Yes, good jokes and visual aides. He know a little about the electrical business too!


----------



## william1978 (Sep 21, 2008)

drsparky said:


> Yes, good jokes and visual aides. He know a little about the electrical business too!


 I agree. I like visual aides. Its about time for one I think.:whistling2:


----------



## Joe Tedesco (Mar 25, 2007)

thegooner said:


> hi all,please can someone help.i am 17th qualified and just done 2392-10.do not quite understand what these allow me to do,ie inspection and testing,minor works certificates,certify own work only.really would appreciate your help.


You were describing this subject 

This covers Part 6 of BS 7671 and IEE Guidance Note 3 

I am sure that those who are familiar will help you here with their understanding of what you can do. We deal with both of the publications mentioned above.


----------



## 480sparky (Sep 20, 2007)

mattsilkwood said:


> ken cant speak british, can he?


No, just directing the OP to a forum that more suited for his question........ where the Brits hang out.

There may well be some members from across the pond who read nothing but that forum as most of what we do does not affect them.







Oh, and technically, it's "the Queens' English".


----------



## Docara (May 6, 2009)

Just to make the point guys and to stop you taking the piss - read the title of the forum "UK Electrical......" this means it refers to THE UK !!!!!

Docara

P.S. THEGOONER ain't thise 5 day sparky courses great!!!!!!!


----------



## MDShunk (Jan 7, 2007)

Docara said:


> Just to make the point guys and to stop you taking the piss - read the title of the forum "UK Electrical......" this means it refers to THE UK !!!!!

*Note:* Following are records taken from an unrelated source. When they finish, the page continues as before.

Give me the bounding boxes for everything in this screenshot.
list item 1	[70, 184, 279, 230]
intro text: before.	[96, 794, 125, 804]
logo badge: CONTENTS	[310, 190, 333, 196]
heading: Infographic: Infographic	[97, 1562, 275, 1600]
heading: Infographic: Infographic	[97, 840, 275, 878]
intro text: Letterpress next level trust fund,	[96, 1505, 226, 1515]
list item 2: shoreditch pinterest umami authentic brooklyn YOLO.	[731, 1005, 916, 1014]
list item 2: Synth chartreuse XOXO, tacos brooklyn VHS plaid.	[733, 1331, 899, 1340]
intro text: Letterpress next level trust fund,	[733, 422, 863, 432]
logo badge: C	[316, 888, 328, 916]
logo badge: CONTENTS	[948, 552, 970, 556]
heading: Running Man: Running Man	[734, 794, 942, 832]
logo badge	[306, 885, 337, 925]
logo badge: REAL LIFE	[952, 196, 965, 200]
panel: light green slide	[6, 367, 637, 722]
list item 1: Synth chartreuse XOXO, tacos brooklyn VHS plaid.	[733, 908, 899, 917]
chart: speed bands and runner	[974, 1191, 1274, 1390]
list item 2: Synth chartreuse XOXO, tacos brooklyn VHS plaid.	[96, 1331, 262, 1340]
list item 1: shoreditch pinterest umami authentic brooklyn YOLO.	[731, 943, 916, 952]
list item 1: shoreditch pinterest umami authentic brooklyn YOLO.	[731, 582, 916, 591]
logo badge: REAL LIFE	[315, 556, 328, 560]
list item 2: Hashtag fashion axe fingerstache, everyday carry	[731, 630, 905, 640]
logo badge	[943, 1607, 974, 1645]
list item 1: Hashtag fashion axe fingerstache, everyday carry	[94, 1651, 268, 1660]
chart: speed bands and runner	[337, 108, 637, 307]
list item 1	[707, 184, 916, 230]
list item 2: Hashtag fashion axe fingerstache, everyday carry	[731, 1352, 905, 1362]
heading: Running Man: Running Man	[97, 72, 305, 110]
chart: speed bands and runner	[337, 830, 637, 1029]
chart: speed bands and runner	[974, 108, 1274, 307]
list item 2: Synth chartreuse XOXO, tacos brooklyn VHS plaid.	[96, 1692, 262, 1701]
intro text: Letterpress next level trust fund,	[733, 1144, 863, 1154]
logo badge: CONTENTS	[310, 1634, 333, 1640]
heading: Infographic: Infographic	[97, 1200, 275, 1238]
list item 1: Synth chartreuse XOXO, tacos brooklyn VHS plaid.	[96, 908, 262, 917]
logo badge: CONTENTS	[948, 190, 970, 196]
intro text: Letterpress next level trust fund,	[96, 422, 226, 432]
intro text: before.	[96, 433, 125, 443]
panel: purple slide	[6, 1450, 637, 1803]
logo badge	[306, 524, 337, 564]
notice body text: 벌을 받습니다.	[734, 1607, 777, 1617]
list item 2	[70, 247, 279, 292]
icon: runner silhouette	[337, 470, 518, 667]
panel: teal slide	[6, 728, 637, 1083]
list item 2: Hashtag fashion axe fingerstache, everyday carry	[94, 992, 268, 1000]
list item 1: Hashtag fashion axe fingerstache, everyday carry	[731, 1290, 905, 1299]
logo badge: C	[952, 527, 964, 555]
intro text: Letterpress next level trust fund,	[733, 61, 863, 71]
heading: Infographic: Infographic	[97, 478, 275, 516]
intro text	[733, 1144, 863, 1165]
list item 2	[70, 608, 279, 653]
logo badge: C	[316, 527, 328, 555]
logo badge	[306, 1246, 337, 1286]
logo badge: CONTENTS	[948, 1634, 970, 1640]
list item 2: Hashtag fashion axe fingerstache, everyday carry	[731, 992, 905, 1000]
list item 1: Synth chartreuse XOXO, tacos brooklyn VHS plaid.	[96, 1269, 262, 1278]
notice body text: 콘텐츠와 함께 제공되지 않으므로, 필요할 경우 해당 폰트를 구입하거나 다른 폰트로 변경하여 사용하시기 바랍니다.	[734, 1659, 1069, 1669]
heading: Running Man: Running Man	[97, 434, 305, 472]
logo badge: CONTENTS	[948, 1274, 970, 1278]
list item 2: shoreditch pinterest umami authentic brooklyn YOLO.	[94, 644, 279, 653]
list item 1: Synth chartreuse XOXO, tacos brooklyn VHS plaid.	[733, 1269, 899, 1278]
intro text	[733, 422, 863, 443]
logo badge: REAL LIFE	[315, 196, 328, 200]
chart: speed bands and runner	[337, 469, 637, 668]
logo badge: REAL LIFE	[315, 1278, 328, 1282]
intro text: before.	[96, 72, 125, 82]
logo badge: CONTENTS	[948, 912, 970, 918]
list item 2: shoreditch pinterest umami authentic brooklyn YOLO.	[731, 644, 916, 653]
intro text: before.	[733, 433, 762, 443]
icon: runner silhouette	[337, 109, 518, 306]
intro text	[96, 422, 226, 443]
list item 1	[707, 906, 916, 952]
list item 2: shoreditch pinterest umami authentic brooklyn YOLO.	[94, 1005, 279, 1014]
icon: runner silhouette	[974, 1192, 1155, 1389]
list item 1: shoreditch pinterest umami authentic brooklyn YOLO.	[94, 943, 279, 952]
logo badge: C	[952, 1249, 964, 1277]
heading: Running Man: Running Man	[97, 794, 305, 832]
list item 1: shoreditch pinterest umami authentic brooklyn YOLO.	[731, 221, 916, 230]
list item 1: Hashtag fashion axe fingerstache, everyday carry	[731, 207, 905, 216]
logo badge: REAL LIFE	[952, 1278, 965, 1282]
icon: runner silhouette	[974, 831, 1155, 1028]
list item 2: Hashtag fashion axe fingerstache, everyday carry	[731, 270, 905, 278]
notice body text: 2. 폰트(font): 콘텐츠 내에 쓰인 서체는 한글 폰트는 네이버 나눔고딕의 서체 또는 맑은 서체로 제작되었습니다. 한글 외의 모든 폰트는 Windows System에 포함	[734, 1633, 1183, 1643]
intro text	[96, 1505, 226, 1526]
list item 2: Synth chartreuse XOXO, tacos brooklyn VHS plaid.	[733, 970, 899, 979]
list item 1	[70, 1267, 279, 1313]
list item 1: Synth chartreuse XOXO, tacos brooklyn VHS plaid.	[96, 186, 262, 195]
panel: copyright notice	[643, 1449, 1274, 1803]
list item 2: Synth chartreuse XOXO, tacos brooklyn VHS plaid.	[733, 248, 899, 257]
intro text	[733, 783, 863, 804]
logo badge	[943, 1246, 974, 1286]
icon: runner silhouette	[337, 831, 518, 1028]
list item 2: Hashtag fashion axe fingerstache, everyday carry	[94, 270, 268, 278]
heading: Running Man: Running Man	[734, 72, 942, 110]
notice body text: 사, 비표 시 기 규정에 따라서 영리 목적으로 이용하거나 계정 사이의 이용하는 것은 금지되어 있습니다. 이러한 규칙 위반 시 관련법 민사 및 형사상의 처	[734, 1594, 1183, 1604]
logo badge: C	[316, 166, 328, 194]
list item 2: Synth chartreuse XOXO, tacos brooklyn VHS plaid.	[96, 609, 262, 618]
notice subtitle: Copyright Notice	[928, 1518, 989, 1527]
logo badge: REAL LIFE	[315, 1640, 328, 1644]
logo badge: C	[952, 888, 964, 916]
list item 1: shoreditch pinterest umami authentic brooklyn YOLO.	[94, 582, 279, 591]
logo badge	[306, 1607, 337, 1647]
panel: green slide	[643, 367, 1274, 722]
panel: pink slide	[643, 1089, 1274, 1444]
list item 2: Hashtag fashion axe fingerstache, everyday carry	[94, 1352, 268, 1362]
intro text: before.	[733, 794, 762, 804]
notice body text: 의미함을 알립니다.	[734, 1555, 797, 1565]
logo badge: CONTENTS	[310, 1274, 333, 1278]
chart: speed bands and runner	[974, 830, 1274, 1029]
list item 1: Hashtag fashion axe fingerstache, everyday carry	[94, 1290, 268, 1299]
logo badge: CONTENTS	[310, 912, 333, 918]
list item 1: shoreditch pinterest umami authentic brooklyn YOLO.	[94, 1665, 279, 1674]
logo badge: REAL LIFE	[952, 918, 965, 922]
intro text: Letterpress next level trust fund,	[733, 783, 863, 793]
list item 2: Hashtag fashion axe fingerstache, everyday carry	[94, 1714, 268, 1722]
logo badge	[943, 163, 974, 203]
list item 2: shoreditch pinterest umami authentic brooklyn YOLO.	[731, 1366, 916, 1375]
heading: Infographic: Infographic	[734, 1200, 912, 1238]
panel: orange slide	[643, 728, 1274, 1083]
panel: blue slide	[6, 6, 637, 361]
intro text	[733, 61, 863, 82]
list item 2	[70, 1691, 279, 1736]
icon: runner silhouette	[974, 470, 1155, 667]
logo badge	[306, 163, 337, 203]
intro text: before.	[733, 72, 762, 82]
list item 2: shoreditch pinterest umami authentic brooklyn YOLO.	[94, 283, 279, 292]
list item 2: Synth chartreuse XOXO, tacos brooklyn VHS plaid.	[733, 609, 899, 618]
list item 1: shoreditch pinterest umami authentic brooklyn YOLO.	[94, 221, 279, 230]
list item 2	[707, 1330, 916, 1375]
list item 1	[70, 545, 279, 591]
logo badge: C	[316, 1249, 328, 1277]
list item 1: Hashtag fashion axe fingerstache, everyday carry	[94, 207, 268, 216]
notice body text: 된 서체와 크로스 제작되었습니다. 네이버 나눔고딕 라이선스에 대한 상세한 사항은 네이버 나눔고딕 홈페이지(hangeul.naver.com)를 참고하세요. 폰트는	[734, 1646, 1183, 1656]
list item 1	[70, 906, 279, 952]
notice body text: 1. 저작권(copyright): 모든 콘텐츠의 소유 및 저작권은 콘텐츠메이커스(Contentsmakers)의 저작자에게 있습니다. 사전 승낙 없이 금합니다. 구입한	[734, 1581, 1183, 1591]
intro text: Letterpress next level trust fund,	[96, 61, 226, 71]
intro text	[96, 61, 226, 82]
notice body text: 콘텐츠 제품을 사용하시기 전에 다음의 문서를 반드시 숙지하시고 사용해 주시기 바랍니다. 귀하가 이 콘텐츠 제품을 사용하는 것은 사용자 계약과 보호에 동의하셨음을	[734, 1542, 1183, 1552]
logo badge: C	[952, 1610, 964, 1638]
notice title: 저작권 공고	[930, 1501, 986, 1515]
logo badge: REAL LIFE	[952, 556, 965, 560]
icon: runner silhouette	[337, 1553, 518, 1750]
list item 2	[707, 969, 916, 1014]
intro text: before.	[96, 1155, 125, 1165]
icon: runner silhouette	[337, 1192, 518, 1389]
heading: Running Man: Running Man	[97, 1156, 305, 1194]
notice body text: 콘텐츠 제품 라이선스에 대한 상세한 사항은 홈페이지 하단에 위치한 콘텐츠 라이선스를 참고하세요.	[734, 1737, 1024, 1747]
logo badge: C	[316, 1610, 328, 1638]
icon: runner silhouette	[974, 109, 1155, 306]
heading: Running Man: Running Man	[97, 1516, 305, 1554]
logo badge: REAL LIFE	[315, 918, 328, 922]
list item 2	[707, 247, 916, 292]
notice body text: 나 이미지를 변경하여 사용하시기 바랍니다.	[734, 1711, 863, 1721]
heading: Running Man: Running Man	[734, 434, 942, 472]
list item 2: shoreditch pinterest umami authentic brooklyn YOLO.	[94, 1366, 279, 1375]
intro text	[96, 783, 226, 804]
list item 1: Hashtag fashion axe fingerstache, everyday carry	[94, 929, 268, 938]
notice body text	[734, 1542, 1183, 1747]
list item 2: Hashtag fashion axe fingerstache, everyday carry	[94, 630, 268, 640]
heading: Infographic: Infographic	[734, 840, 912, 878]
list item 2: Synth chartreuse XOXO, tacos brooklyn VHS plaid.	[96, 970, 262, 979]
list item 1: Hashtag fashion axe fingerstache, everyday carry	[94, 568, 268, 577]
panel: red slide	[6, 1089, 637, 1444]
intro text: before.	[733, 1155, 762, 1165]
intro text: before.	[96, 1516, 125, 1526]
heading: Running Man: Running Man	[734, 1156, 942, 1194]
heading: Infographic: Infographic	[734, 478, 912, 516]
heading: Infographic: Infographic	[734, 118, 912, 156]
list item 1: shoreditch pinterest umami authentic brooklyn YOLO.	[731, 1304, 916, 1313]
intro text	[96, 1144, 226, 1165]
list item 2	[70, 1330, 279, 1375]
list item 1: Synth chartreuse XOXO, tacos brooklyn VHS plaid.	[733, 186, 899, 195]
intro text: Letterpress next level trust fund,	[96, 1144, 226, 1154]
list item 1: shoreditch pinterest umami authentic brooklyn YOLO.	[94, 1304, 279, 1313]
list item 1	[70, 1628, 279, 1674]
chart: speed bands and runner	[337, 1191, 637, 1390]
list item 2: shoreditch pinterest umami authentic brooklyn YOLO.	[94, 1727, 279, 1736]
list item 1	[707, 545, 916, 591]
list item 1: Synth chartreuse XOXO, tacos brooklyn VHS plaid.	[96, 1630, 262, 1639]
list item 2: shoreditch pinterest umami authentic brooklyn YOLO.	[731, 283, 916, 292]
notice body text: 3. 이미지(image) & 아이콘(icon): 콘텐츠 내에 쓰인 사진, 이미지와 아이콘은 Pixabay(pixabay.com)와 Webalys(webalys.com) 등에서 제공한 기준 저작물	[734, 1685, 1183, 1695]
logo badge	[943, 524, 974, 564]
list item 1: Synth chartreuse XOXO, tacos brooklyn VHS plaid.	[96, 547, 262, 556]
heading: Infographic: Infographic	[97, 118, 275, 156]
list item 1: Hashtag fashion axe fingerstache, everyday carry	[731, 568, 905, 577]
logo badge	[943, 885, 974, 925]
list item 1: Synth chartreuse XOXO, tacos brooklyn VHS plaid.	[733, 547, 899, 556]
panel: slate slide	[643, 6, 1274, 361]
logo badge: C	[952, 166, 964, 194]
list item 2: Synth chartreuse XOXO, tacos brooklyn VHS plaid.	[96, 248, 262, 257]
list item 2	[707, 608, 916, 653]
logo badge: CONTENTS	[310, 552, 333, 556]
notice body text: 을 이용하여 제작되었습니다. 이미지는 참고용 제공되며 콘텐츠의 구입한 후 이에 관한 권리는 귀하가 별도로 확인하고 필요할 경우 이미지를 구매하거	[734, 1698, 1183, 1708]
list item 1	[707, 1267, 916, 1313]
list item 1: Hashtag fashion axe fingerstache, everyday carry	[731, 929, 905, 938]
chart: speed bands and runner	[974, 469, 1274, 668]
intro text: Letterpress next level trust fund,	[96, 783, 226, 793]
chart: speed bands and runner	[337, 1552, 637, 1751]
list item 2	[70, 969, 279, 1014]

Yeah, I moved it here the other day. It was in one of the US forum areas.


----------



## Docara (May 6, 2009)

AH!!!!!

That explains a lot - Gets a quick ticket and doesn't know what to do with it then asks a question in the wrong place. 

Many sorries MD for the tone of the post I was too harsh in light of your reply.

Matt


----------



## ohm-my-god (Sep 5, 2009)

*2392*



thegooner said:


> hi all,please can someone help.i am 17th qualified and just done 2392-10.do not quite understand what these allow me to do,ie inspection and testing,minor works certificates,certify own work only.really would appreciate your help.


this qualification i believe allows you to register with a regulatory body such as the NICEIC, you will then be able to certify domestic work of any sort. hope this helps?

AFC forever.


----------